La porte du Jeton est détruite en 1793, celle du Vieux moulin à l’opposé et de saint Nicolas au midi le sont en 1805 sur arrêté préfectoral pour leur « état de ruine et de vétusté menaçant la sécurité publique. » La Tour de Chimay [1612] est reconvertie en Gîte rural communal sur l’insistance du Dr Alain Schlienger (auteur de deux ouvrages sur Aubenton). Quant à la Tour Daniel sur la rive droite de la rivière le Ton, elle appartient à un privé. Lors de travaux de terrassement pour la construction du bureau de Poste en 1950 en aval de la Tour Daniel, il a été mis au jour un dallage en parfait état de conservation ainsi qu’une plaque de cheminée [taque] aux armes de Lorraine. Ces vestiges du passé n’ont fait l’objet d’aucune attention! En revanche, le mur d’enceinte encercle toujours la ville. A l’emplacement de l’actuel monument aux morts se situait une halle. Elle comprenait en sa partie supérieure une vaste salle qui servait de prétoire, d’auditoire et d’Hôtel de ville. Elle a été détruite en 1868 sur décision du conseil municipal.

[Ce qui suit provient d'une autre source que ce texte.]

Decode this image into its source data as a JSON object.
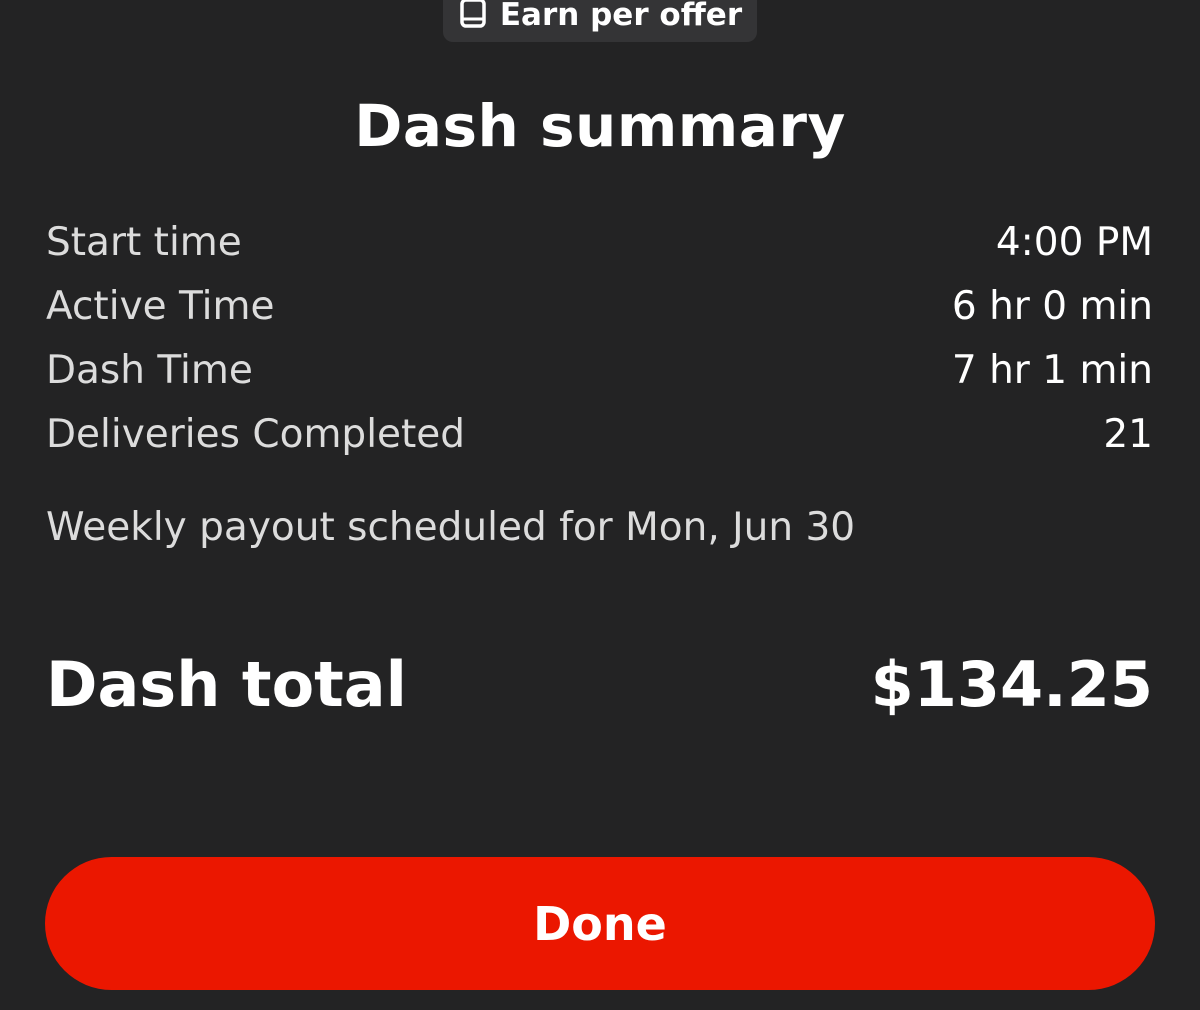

La maison du duché de Guise

La maison du duché de Guise

Maison du duché de Guise

Aubenton ne possédait de château. Le fief appartenait au comte du Vermandois ; Avoye, sa fille, épousera en 1013, Geoffroy ou Godfroy, seigneur de Florennes. Il apporte dans la corbeille de mariée les communes d’Aubenton, Martigny et Rumigny. Il paraîtrait que les princes de Condé qui possédaient un château entre le XIIème et le XVIIIème siècle à Condé- en-Brie (Aisne) prendraient leurs racines en cette commune. C’est en 1610 que Charles IV de Lorraine fera construire sur la place d’Aubenton une demeure dénommée Maison du duché de Guise. Cette maison passera entre les mains de Louis Henri de Bourbon, prince de Condé. Il installe un pavillon de chasse pour se rendre dans la forêt domaniale de la Haie d’Aubenton et de celle du Nouvion en Thiérache.

Drame chez les Condé

La famille d’Orléans serait soupçonnée de crime. Selon les historiens, Louis Henri le dernier des Condé serait mort accidentellement au cours d’une partie de plaisir… Il avait pour amie Sophie Dawes qui demeurait au pavillon d’Aubenton ; une ancienne prostituée de Londres dont le prince avait fait la connaissance lors de l’un séjour en Grande-Bretagne. En 1818, le prince décide qu’elle doit épouser le baron Feuchères, officier de la garde Royale. Le 27 août 1830 c’est un autre son de cloche qui retentit au château de saint Leu, propriété du prince, son valet trouve le prince Henri de Condé pendu à l’espagnolette de la fenêtre de sa chambre. Une enquête est ouverte. Les soupçons pèseront sur Sophie Dawes, baronne de Feuchères. Ce qui advint ? Secret de l’instruction…

Epilogue

A la mort du prince, sa fortune et le château de Chantilly reviennent de droit au duc d’Aumale [1822-1897], son neveu. Le duc légataire universel ne relèvera le titre. Il fait don de ses biens à l’Etat. Actuellement le château de Chantilly abrite le musée des princes de Condé où prône le duc d’Aumale. Quant à l’hostellerie du vieux manoir – Ancien duché de Guise [1610] il passe aux mains de Polliart Saint-Denis qui le lègue à la comtesse de Poligny, sa nièce. Fin d’une époque, le pavillon – Maison du duché de Guise appartient à présent à un privé.